Professor Kockel war nicht irgendjemand, sondern der Gründer des Leipziger Instituts für gerichtliche Medizin (siehe auch -> Wikipedia).

Die Untersuchungsmethoden

Zunächst war die Frage zu klären, wie genau man bei Spielautomaten feststellen kann, ob es sich um Glücksspiel oder ein Geschicklichkeits-Automaten handelte. Im Kern galt es zu untersuchen, ob man mit etwas Übung bei dem jeweiligen Automaten deutlich höhere Gewinnchancen erzielen kann, als wenn man ungeübt spielt. Demzufolge musste Kockel Gerätschaften entwickeln, welche mit immer exakt dem gleichen Druck und Winkel auf die jeweiligen Schlageinrichtungen bzw. Schleuderhebel wirken können. So konnte man zumindest im Ansatz ermitteln, ob man mit Geschick höhere Gewinnchancen hat, oder die Zufallskomponente überwiegt.

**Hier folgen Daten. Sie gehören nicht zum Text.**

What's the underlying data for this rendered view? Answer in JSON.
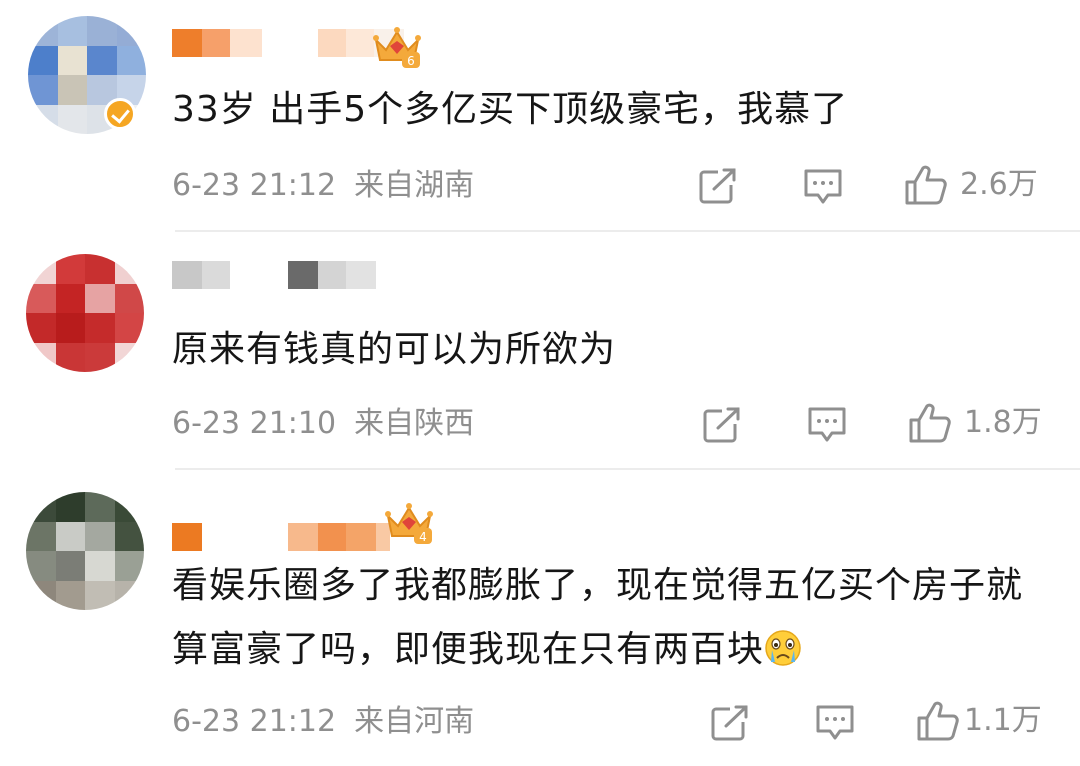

Schlagapparat an einem Minerva-Spielautomaten 1910
Schlagapparat an einem Minerva-Spielautomaten 1910

Schlagapparat

Die kleine Apparatur wurde mittels zweier Platten und Schraubzwingen an die Gehäuseseite des zu untersuchenden Automaten geklemmt. Sie besteht außerdem aus einem kleinen Hammer, welcher mit Gummi überzogen ist. Dieser Hammer ist an einer Drehachse befestigt und kann mittels einer Feder und einer Mikrometerschraube samt Skala sehr genau gespannt werden.

Über einen Pistolen-ähnlichen Abzug wird der Hammer ausgelöst, welcher dann auf die Fingerschlageinheit des Automaten schnellt. Damit ließ sich sehr genau die Stoßkraft einstellen, um auf eine bestimmte Gewinntasche zu zielen(2).

Stoßapparat an einem Krösus-Automaten 1910
Stoßapparat an einem Krösus-Automaten 1910

Stoßapparat

Im Gegensatz zum Schlagapparat ist die ausgeführte Bewegung beim Stoßapparat linear. Er wird ebenfalls über zwei seitliche Platten und Klemmschrauben am Gehäuse des Automaten befestigt. Der Aufbau ist recht simpel: In einem Hohlzylinder befindet sich eine Spiralfeder, die durch das Zurückziehen eines Kolbens zusammengedrückt wird. Dadurch entsteht eine Spannung, welche mit einem Druck auf den Abzug entladen wird.

Der mit Kautschuk gepolsterte Kopf des Schlaggerätes schnellt auf die jeweilige Fingerschlageinrichtung des Automaten. Die Spannung lässt sich hier ebenfalls über eine Mikrometerschraube sehr fein einstellen(2).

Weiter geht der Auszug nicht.